Bacchetti Peter, Boylan Ross
University of California, San Francisco, USA.
Int J Biostat. 2009;5(1):Article 5. doi: 10.2202/1557-4679.1139.
For both clinical and research purposes, biopsies are used to classify liver damage known as fibrosis on an ordinal multi-state scale ranging from no damage to cirrhosis. Misclassification can arise from reading error (misreading of a specimen) or sampling error (the specimen does not accurately represent the liver). Studies of biopsy accuracy have not attempted to synthesize these two sources of error or to estimate actual misclassification rates from either source. Using data from two studies of reading error and two of sampling error, we find surprisingly large possible misclassification rates, including a greater than 50% chance of misclassification for one intermediate stage of fibrosis. We find that some readers tend to misclassify consistently low or consistently high, and some specimens tend to be misclassified low while others tend to be misclassified high. Non-invasive measures of liver fibrosis have generally been evaluated by comparison to simultaneous biopsy results, but biopsy appears to be too unreliable to be considered a gold standard. Non-invasive measures may therefore be more useful than such comparisons suggest. Both stochastic uncertainty and uncertainty about our model assumptions appear to be substantial. Improved studies of biopsy accuracy would include large numbers of both readers and specimens, greater effort to reduce or eliminate reading error in studies of sampling error, and careful estimation of misclassification rates rather than less useful quantities such as kappa statistics.

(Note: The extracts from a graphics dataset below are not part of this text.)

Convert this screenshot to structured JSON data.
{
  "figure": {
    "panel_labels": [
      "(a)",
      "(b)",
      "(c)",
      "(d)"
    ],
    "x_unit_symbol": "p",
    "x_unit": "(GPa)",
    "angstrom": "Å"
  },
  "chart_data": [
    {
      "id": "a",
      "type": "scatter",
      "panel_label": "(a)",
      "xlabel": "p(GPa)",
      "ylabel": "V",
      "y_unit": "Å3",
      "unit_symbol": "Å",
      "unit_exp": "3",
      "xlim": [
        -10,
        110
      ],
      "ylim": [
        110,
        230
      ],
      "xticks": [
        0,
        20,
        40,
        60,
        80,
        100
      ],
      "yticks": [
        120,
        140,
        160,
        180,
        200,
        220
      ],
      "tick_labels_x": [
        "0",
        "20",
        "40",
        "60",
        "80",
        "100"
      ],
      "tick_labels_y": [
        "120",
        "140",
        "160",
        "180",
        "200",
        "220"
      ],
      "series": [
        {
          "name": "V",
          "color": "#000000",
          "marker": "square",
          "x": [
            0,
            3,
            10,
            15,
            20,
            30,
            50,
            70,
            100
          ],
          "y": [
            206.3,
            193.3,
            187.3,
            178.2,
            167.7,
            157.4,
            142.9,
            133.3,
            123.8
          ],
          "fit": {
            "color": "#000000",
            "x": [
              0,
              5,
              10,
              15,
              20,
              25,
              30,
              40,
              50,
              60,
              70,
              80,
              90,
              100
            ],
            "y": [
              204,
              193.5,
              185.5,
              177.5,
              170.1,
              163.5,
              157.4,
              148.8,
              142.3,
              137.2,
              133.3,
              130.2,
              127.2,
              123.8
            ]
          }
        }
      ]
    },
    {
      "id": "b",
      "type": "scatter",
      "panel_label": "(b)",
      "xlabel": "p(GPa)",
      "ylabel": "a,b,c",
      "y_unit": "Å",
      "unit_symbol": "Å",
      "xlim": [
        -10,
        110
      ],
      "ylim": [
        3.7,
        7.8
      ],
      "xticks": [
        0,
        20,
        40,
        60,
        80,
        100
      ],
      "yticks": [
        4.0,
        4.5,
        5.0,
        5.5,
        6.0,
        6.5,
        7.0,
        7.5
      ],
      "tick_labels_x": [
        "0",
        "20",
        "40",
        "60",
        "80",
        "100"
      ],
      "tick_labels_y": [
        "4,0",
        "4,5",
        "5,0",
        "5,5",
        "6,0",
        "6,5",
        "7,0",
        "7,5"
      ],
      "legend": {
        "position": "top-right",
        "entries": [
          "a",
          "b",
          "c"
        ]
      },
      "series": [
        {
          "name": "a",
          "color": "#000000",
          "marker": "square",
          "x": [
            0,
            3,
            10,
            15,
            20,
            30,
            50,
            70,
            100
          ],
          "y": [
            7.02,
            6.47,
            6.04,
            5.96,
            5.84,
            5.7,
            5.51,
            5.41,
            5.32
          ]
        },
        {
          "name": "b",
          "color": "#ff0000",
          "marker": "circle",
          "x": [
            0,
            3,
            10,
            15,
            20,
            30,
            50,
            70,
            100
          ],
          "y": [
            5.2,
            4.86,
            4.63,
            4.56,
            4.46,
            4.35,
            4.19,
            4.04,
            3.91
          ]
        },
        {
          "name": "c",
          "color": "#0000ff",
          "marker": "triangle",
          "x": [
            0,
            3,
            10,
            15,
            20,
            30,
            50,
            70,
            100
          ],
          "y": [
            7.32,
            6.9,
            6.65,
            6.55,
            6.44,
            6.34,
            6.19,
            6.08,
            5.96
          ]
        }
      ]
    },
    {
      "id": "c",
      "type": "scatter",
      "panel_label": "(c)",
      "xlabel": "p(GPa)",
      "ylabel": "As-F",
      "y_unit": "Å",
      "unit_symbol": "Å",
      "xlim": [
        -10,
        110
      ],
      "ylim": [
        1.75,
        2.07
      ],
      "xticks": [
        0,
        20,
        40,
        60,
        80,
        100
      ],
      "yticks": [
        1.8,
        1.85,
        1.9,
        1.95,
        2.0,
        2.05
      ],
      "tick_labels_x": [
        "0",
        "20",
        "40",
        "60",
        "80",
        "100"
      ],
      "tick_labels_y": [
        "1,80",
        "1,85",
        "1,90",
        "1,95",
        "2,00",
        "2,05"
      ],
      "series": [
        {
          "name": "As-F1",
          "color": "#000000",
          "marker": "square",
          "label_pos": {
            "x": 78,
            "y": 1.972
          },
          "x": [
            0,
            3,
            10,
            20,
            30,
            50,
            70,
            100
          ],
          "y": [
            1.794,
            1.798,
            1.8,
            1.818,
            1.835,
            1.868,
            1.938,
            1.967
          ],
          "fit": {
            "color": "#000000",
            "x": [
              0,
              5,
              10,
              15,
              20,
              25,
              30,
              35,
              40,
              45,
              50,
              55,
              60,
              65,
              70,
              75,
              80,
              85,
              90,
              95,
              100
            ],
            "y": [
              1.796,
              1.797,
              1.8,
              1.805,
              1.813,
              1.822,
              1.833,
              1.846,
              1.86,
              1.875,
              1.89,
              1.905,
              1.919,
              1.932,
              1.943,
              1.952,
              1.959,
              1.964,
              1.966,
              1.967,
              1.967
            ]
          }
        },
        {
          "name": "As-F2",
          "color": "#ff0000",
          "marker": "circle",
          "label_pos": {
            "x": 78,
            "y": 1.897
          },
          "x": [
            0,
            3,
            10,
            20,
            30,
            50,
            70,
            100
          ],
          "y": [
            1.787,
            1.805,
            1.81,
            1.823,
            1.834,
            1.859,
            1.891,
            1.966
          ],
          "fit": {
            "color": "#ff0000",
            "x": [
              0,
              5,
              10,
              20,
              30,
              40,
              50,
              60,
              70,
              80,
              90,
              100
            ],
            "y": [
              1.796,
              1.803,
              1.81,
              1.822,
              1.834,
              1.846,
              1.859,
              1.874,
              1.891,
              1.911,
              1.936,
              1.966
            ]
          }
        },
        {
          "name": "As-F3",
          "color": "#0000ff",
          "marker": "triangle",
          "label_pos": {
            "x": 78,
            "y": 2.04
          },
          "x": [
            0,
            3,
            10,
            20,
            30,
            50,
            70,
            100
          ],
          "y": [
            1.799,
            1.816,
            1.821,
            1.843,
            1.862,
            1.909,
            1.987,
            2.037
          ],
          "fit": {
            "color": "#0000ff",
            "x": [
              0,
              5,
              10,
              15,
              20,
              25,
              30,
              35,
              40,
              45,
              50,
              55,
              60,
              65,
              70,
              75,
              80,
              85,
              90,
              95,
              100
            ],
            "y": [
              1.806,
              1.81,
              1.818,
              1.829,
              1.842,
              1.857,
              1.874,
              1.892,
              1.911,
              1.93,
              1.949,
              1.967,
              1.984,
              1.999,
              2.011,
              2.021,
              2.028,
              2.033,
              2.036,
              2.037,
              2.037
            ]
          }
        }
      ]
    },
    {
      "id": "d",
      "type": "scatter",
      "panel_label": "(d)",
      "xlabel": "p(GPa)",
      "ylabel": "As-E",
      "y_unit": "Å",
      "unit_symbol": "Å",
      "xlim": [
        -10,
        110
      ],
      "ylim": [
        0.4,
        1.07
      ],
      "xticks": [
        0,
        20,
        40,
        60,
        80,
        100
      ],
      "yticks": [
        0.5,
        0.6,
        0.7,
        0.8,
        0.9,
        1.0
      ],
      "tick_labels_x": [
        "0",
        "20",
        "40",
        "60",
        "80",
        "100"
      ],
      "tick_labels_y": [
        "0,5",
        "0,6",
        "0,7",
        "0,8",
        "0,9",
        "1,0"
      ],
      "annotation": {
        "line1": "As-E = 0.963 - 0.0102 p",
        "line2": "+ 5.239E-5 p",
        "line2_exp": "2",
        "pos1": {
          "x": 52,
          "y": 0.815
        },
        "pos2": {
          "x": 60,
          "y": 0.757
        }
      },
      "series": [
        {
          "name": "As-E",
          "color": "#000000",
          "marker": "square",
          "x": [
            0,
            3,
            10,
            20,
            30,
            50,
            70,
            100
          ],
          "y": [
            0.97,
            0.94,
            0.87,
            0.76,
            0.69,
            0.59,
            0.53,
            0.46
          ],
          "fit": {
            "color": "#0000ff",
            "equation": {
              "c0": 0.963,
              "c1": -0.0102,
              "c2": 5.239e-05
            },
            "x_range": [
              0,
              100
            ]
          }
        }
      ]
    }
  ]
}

出于临床和研究目的,活检被用于在从无损伤到肝硬化的有序多状态量表上对称为纤维化的肝损伤进行分类。错误分类可能源于读片错误(对标本的误读)或抽样错误(标本不能准确代表肝脏)。活检准确性的研究尚未尝试综合这两种错误来源,也未估计任何一种来源的实际错误分类率。利用两项关于读片错误的研究数据和两项关于抽样错误的研究数据,我们发现可能的错误分类率惊人地高,包括在纤维化的一个中间阶段错误分类的可能性超过50%。我们发现一些读者倾向于始终将结果误判为低或高,一些标本倾向于被误判为低,而另一些则倾向于被误判为高。肝纤维化的非侵入性检测通常通过与同步活检结果进行比较来评估,但活检似乎过于不可靠,不能被视为金标准。因此,非侵入性检测可能比此类比较所显示的更有用。随机不确定性和我们模型假设的不确定性似乎都很大。改进活检准确性的研究将包括大量的读者和标本,在抽样错误研究中加大减少或消除读片错误的力度,以及仔细估计错误分类率,而不是使用诸如kappa统计量等不太有用的量。